6) Traffic wardens who don't appreciate that "5 secs" can well turn into "the rest of your life" in any given situation and still give you a ticket even when they see your 2 children, 1 dog and eighty four million carrier bags, none of which smack slightly of luxury!

7) People who talk to children like they're morons!

8)People who make out that the ridiculous hell of children (at certain/many points) is nothing but "just so lovely/brilliant/funny/charming/sweet/adorable/enthusiastic" etc! No it's not, it's revolting and bratty and hideous, you know it, you just won't admit it... why?

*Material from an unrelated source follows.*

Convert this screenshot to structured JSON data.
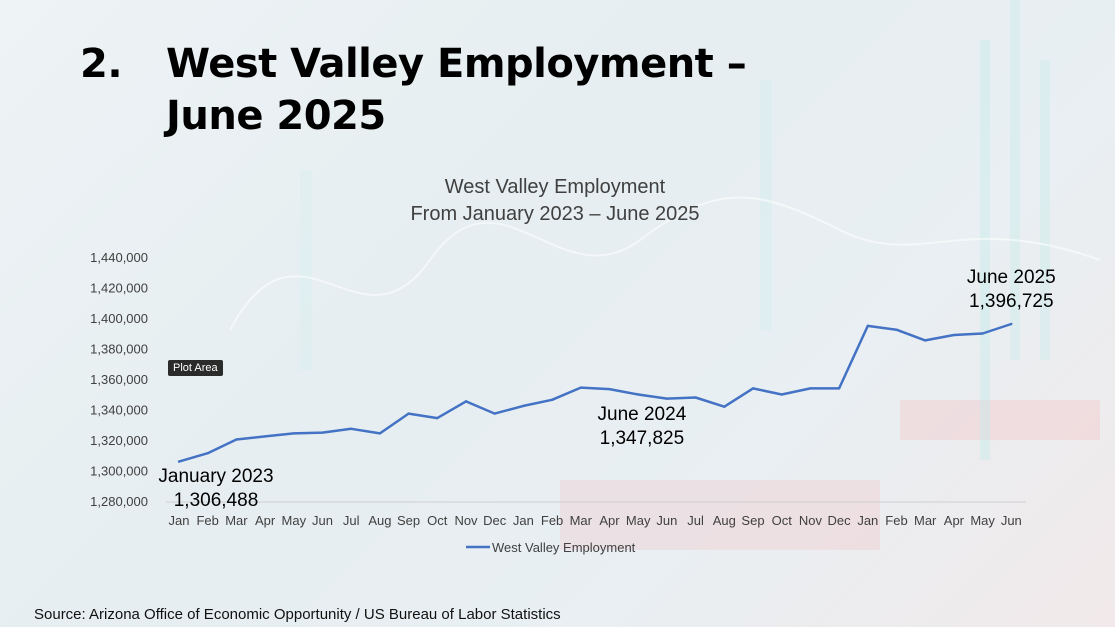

9) Places that serve food that is "nuclear" by any one's standards, yet they won't let you feed your children anything else. Yes, you do have a business to run, but if you make me feed my children that toxic flotsam, I will contact health and safety and we'll see how much of business you have left to run then!

10)The Tweenies.

I feel much better after that, 2011 is here and it's a new year. A year when we should be able to be honest and open and give ourselves a little bit of a break. Harking back to my earlier blog, the next time you are going to berate yourself for something that isn't perfect in your parenting manifesto, remember that this is the only job in the world that is totally thankless, in which there is no hierarchical system up which the buck can be passed, nor is there any statutory holiday days, you take what you can give yourself here and there and the rest you have to manage. Good luck for this year, and just to leave you with one "love em"...

1) The lady in the supermarket today, who watched as my 4 pints of full fat milk slid from my bulging trolley to the floor and smashed all over the place like a dirty milk bomb, and said "there's a man behind that, has to be, you can tell!" then laughed a haughty laugh and ushered the grunting trolley man over to clean up the devastation! Made my year in a day.